Managed services providers are reporting that the downtime cost per incident has increased by nearly 95 per cent from 2019 and a dizzying 486 per cent from 2018, according to a new study.
Datto’s fifth annual Global State of the Channel Ransomware Report featured another in-depth look at the world’s number one malware threat, and interestingly enough, the shocking rise in downtime did not line up with a rise in ransom requests. Ransom requests have actually decreased slightly to $5,600.
It’s unclear why exactly the massive spike in downtime costs occurred.
“This may mean that downtime costs have increased, or it could mean that MSPs are getting better at calculating the real costs of downtime. Either way, it’s clear that MSPs understand that the damage associated with business downtime is far more costly than the actual ransom,” the report noted.
- Datto report says average cost of downtime due to ransomware highest in Canada
- Kaspersky report: Nearly half of employees don’t know how to respond to ransomware attacks
Unfortunately, it appears that small to medium-sized businesses aren’t getting better at calculating the real costs of downtime or even taking the malware threat seriously. There remains a massive disconnect between SMBs and MSPs when it comes to perceptions about ransomware. The majority of of MSPs believe business should be “very concerned” about the threat of ransomware, but only 30 per cent report their clients feel this way.
MSPs have redoubled their efforts to protect data belonging to them and their clients. Forty-six per cent of MSPs now partner with managed security service providers (MSSPs) for IT security assistance—for their clients and their own businesses.
Response is less of a scramble
MSPs have adjusted their recovery methods. Reimaging a machine from backup was this year’s number one ransomware recovery method this year, a major shift from last year’s strategy that leaned on reimaging from default, according to Ryan Weeks, chief information security officer for Datto.
“I’m pleased to see that ‘re-imaging from backup’ was the top method MSPs are using to recover from ransomware attacks. This shows MSPs have matured their recovery methods. Two years ago, MSPs were still dealing with the shock of ransomware, scrambling to put something in place for recovery and largely re-imaging machines from scratch,” he stated in the report. “Last year, they were in the process of changing how they do things, putting the right solutions in place with their customers to minimize downtime and data loss. Now, we are starting to see the results of those efforts manifest in more mature recovery mechanisms.”
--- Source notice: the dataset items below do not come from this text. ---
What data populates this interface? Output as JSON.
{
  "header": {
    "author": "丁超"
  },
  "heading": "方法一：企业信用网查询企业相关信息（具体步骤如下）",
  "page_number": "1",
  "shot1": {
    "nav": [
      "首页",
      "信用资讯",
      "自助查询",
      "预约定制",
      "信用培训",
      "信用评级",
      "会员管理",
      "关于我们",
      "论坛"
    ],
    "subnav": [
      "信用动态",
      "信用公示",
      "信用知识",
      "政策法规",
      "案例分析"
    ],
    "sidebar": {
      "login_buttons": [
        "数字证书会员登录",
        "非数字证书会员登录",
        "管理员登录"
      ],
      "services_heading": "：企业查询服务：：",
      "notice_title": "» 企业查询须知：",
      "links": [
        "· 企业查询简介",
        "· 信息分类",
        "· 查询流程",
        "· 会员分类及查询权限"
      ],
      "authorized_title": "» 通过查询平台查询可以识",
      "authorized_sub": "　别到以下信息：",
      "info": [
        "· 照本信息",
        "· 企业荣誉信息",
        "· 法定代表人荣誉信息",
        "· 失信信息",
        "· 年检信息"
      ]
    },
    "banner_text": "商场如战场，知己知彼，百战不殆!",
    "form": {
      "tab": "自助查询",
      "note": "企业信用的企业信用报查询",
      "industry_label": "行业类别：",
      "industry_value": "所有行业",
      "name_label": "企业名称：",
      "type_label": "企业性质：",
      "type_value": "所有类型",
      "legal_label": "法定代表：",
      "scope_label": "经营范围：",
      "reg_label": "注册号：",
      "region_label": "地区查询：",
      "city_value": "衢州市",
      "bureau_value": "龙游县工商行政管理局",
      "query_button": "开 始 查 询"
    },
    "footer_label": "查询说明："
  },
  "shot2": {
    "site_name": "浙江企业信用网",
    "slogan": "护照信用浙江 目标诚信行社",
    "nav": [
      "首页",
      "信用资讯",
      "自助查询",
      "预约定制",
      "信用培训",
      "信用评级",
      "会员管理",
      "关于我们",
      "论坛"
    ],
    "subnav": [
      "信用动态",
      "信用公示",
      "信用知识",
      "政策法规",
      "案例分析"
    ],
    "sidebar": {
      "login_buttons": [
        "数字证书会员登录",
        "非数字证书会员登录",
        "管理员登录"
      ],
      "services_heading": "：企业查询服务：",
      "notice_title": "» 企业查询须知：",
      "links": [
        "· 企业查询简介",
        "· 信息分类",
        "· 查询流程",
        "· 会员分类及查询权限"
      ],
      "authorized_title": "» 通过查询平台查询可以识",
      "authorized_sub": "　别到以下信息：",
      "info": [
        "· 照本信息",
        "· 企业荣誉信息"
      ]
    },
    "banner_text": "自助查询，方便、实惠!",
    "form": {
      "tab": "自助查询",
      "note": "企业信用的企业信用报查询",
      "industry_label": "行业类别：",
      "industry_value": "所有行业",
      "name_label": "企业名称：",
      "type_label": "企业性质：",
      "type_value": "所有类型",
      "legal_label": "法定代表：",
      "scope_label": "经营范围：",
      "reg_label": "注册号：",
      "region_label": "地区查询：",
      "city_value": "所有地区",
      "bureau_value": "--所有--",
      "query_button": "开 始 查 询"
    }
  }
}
More than 90 per cent of MSPs report that clients with business continuity and recovery solutions in place are less likely to experience significant downtime during
a ransomware attack.
Ransomware creeping into SaaS apps
Nearly a quarter of MSPs reported ransomware attacks on clients’ SaaS applications. Microsoft software was hit the hardest, unsurprising due to the number of organizations relying on Microsoft 365.
But ransomware was also rearing its head in Dropbox (54 per cent). A quarter of MSPs reported ransomware attacks in Google Workspace.
Datto’s Global State of the Channel Ransomware Report is comprised of statistics pulled from an online survey of 1,000+ Datto partners that was distributed throughout the month of August 2020.